Julian certainly witnessed all this first hand:
And at this time I saw a body lying on the earth; a body that was heavy and ugly, without shape and form, as one swollen by a stinking quagmire. 
I’m sure despair was in the air; yet Julian found hope.
One source of that hope was seeing God, and even Jesus, as her loving Mother. More than that, she sees every one of us as enclosed in God:
For as the body is dressed in cloth, and the flesh in skin, and the bones in flesh, and the heart in the whole, so are we, soul and body, dressed in the goodness of God and enclosed. 
Where are we fully enclosed in another, except while we are carried in our mother’s womb? It doesn’t matter that you’re a grown up, or a child who was born a long time ago. Julian sees us as still being safely enclosed within God’s womb. And loved, and beloved. Whatever happens: pandemic, climate change, losses of all kinds, we are enclosed in God our Mother. We are surrounded by God’s love on every side.
This is what Julian discovered.
When we turn to our Gospel Reading today, we appear to find a different emphasis. Not resting in God’s womb, but actively showing love to one another:
This is my commandment, that you love one another as I have loved you.
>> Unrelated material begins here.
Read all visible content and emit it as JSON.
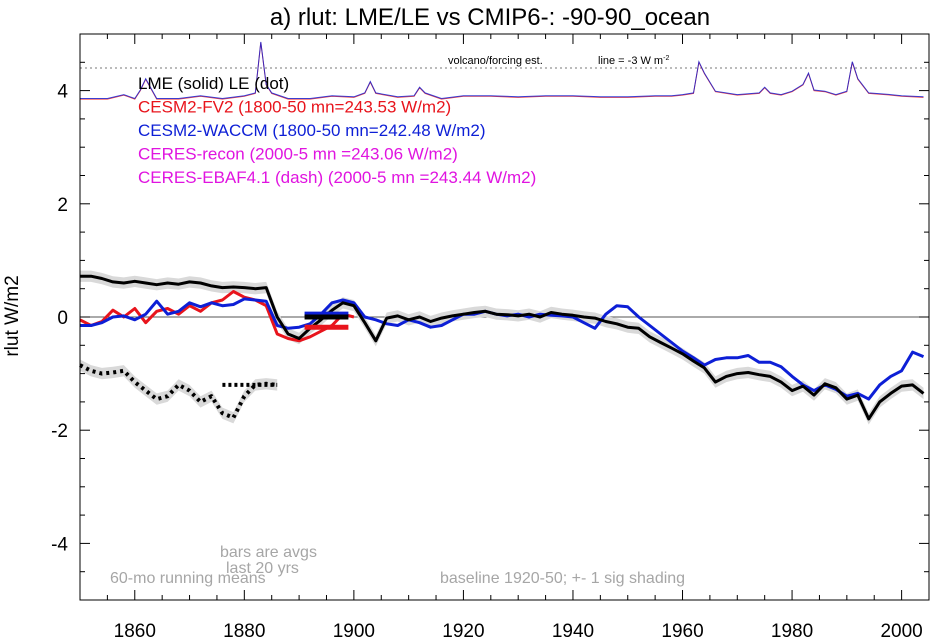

No one has greater love than this, to lay down one’s life for one’s friends.… I appointed you to go and bear fruit, fruit that will last … [John 15.12–13, 16]
But is it so different, really?
Remember last week’s Gospel Reading? It’s the few verses before today’s. It begins
I am the true vine, and my Father is the vinegrower.… Abide in me as I abide in you. Just as the branch cannot bear fruit by itself unless it abides in the vine, neither can you unless you abide in me. I am the vine, you are the branches. Those who abide in me and I in them bear much fruit, because apart from me you can do nothing. [John 15.1, 4–5]
‘Abide in me.’ That is John’s message; abide in me, and you will bear fruit.
It’s a different picture to Julian’s. She thinks of being in God’s womb, John thinks of being fed by the vine. They are different, yes, but oh so similar. We are fed by the life of God in order to bear fruit that will blossom and grow.
We love because [God] first loved us. [1 John 4.19]
We grow as we are part of the life of the vine, as we are fed by God our Mother.
Julian famously wrote
All shall be well, and all shall be well, and all manner of things shall be well. 
How could she say this? Did she live a sheltered life? Was she incurably optimistic? Did she turn a blind eye to suffering?
No. She lived out of her secure faith that she was a beloved child of God. She invites us to do the same, today. So as you become aware of the air you breathe, become aware also that you are in God and will be for ever.